Risurrezione


I fatti.

Gesù si ritrova con i Suoi.

Oltre il dramma, la delusione, l’amarezza è la felicità: la corsa al Sepolcro di Pietro e Giovanni, il ritorno concitato dei discepoli da Emmaus, lo stupore dell’ incontro nelle diverse situazioni di vita: in pianto alla tomba, raccolti in preghiera, sul monte  del commiato…

 

Anche più realistica la concreta partecipazione alle consuete esperienze di vita: pace a voi, avete qualcosa da mangiare, avvicinati, tocca il mio costato… E’ Lui, proprio Lui; quello che hanno veduto e toccato per gli anni duri e luminosi della missione.

E se tratta con qualcuno di loro in particolare, è toccante l’intensità dell’incontro.

Giovanni e Luca ne danno la misura.

L’incontro con Maria di Magdala è di una intensità umana incomparabile.

Maria, suona il richiamo affettuoso alle sue spalle;

Rabbunì risponde di slancio appassionato la prima donna che lo vede risorto.

E nessuno sa narrare la felicità di quel momento nella novità di una presenza, che esalta l’attesa di una donna che ama e contemporaneamente sconvolge la vicenda di ogni uomo che dopo di lei è chiamato ad incrociarlo.

Così il ritorno concitato dei due discepoli da Emmaus verso Gerusalemme con in cuore una notizia sconvolgente: E’ risorto; ha cenato con noi!
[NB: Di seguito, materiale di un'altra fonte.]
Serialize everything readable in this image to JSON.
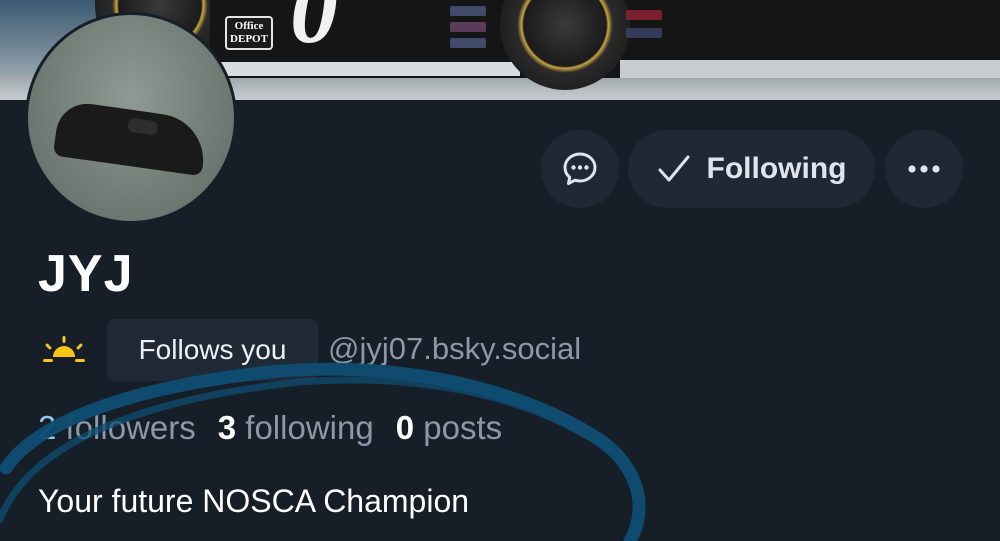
{
  "profile": {
    "display_name": "JYJ",
    "follows_you_label": "Follows you",
    "handle": "@jyj07.bsky.social",
    "bio": "Your future NOSCA Champion",
    "banner_sponsor": "Office DEPOT"
  },
  "actions": {
    "message_icon": "chat-bubble-icon",
    "following_label": "Following",
    "following_icon": "check-icon",
    "more_icon": "more-dots-icon"
  },
  "stats": {
    "followers_count": "2",
    "followers_label": "followers",
    "following_count": "3",
    "following_label": "following",
    "posts_count": "0",
    "posts_label": "posts"
  },
  "icons": {
    "pronoun_icon": "sunrise-icon"
  },
  "colors": {
    "background": "#161e27",
    "button_bg": "#1e2935",
    "badge_bg": "#1f2a36",
    "muted_text": "#8b98a8",
    "sun_yellow": "#f5c518",
    "annotation_blue": "#0f4d73"
  }
}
Come è difficile misurare la forza rinnovatrice del dialogo di Pietro con Gesù sulle sponde del lago di Tiberiade, al momento della Consegna. Dalla consolazione di sentirsi di nuovo interpellato sulla passione che ormai brucia la sua vita: mi ami? All’insistenza garbata da cui affiora l’ombra amara del tradimento, alla consegna che gli restituisce intatta la fiducia del Maestro.

 

Il significato.

Insomma nella risurrezione Cristo ricupera in pienezza la quotidianità dell’esperienza vissuta con i Suoi; anzi la fa vibrare di una intensità singolare.
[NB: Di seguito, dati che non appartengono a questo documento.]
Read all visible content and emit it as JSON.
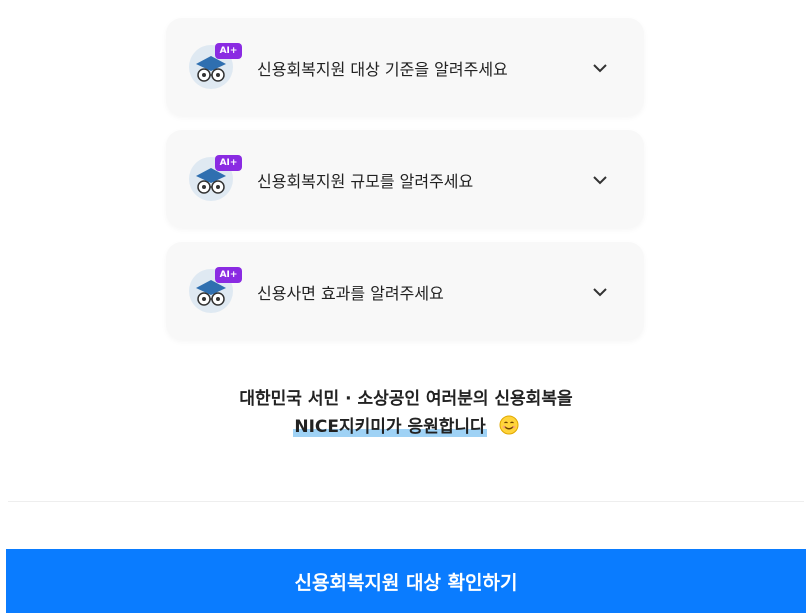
{
  "faq": [
    {
      "label": "신용회복지원 대상 기준을 알려주세요",
      "badge": "AI+",
      "icon": "chevron-down-icon"
    },
    {
      "label": "신용회복지원 규모를 알려주세요",
      "badge": "AI+",
      "icon": "chevron-down-icon"
    },
    {
      "label": "신용사면 효과를 알려주세요",
      "badge": "AI+",
      "icon": "chevron-down-icon"
    }
  ],
  "cheer": {
    "line1": "대한민국 서민 · 소상공인 여러분의 신용회복을",
    "line2": "NICE지키미가 응원합니다",
    "emoji_icon": "smile-emoji-icon",
    "highlight_color": "#9fd2f5"
  },
  "cta": {
    "label": "신용회복지원 대상 확인하기",
    "color": "#0a7cff"
  },
  "colors": {
    "card_bg": "#f8f8f8",
    "ai_badge": "#8a2be2"
  }
}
Rivela finalmente il senso di misteriose allusioni che il discepolo prediletto si è preoccupato di raccoglie e segnalare lungo l’intero arco della sua vita terrena.

Quando sarò elevato attirerò tutti a me.

La morte in croce ha segnato il vertice dell’ascesa umana; il compimento di questo sinuoso e talora atroce percorso che l’uomo va conducendo: a Lui possono guardare tutti coloro che vivono la passione per la propria dignità e realizzazione. Che cercano a tentoni di orientarsi, di cogliere un barlume di verità, che rischiari il proprio cammino: sono venuto per rendere testimonianza alla verità…

La sua risurrezione offre il sigillo della’autenticità a tutta la vicenda terrena: nulla di quanto Gesù ha vissuto va perduto; anzi, tutto assume conferma e splendore.

Nella risurrezione rifulge di nuova e imprevedibile luce  il senso vero dell’esistenza e del travaglio che l’accompagna. Tutti i segni che hanno segnato la vita terrena di Cristo ritornano; erano espressione di una rivelazione iscritta nel tempo, in un certo senso destinati a tramontare con il tempo: il segno della risurrezione si iscrive nell’eternità, supera il tempo e lo redime con una conferma che ha il carattere della definitività.

Dunque la risurrezione porta per eccellenza il suggello della vita, non perché Gesù ritorna alla vita, ma perché imprime nella vita il segno nuovo dell’immortalità.

Nella ridda concitata di incontri che i Vangeli raccontano con sobrietà ed emozione i primi testimoni fanno un’esperienza sconvolgente: sono proiettati nel tempo nell’intronizzazione di Cristo che li ha salvati oltre il tempo.

Cosicché l’esistenza dell’uomo, tutta la sua esistenza, trova il senso che Dio solo è in grado di imprimervi.